Marathon rescue of pregnant viper tangled in tar ends in heartbreak

A five-hour-long effort to save a pregnant viper that had become tangled in coal tar dumped by the side of a road has ended in heartbreak.

India's Snake Helpline received a distress call that a Russell's viper -
one of the world’s deadliest snakes - had been found tangled in coal tar.

The tar had melted in the blistering summer heat and trapped the snake, which had tried to slither through it.

By the time the volunteers arrived, someone in the crowd had already freed the snake by pouring diesel on it.

Subhendu Mallik of Snake Helpline said: “Diesel fumes damage lungs and dehydrates snakes. The botched rescue aggravated the condition of the badly injured snake.”

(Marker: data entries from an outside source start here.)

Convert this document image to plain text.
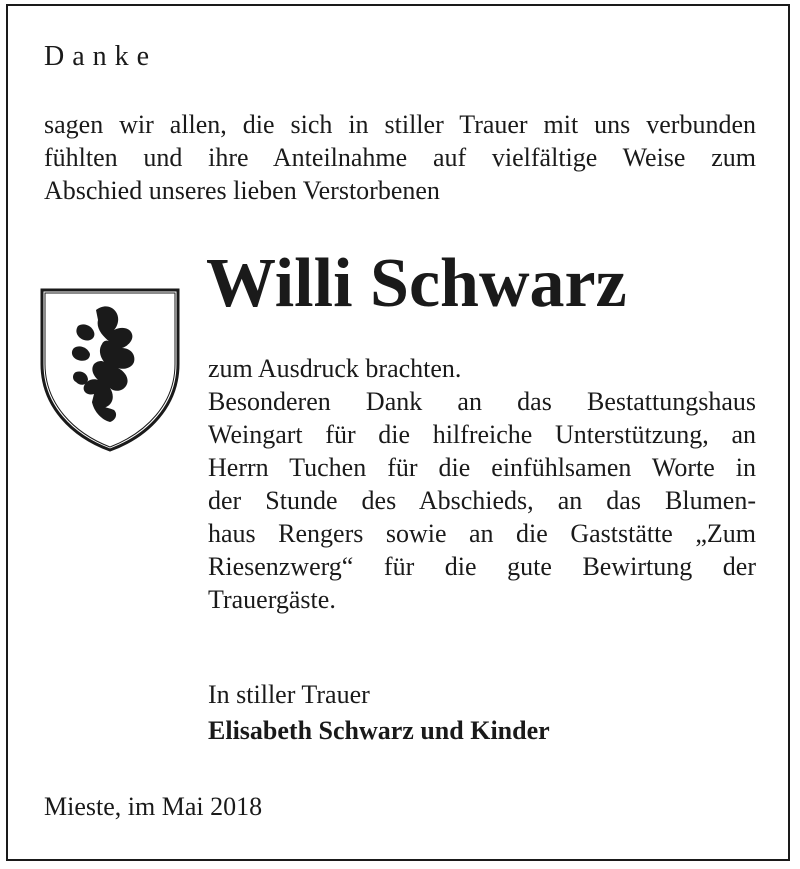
Danke
sagen wir allen, die sich in stiller Trauer mit uns verbunden
fühlten und ihre Anteilnahme auf vielfältige Weise zum
Abschied unseres lieben Verstorbenen
Willi Schwarz
zum Ausdruck brachten.
Besonderen Dank an das Bestattungshaus
Weingart für die hilfreiche Unterstützung, an
Herrn Tuchen für die einfühlsamen Worte in
der Stunde des Abschieds, an das Blumen-
haus Rengers sowie an die Gaststätte „Zum
Riesenzwerg“ für die gute Bewirtung der
Trauergäste.
In stiller Trauer
Elisabeth Schwarz und Kinder
Mieste, im Mai 2018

The snake, whose face completely smeared with tar, was shifted to a veterinary hospital run by the Orissa University of Agriculture & Technology (OUAT).

Two veterinary surgeons and their staff battled to save the weakened but agitated snake.

Dr Biswadeep Jena of OUAT said: “The handler was holding the snake with his bare hands. Its two big fangs were visible to us as we removed tar from its face.”

Despite their effort, the snake grew weak and then something started stirring inside its stomach.

After an X-ray revealed that the snake was heavily pregnant, the vets carried out a caesarean procedure to save the babies.

They pulled out 19 baby vipers but none of them survived. They all succumbed to the trauma and the lack of oxygen. The mother also died.

“The thick layer of coal tar made it difficult for us to spot the pregnancy earlier,” said Dr Jena.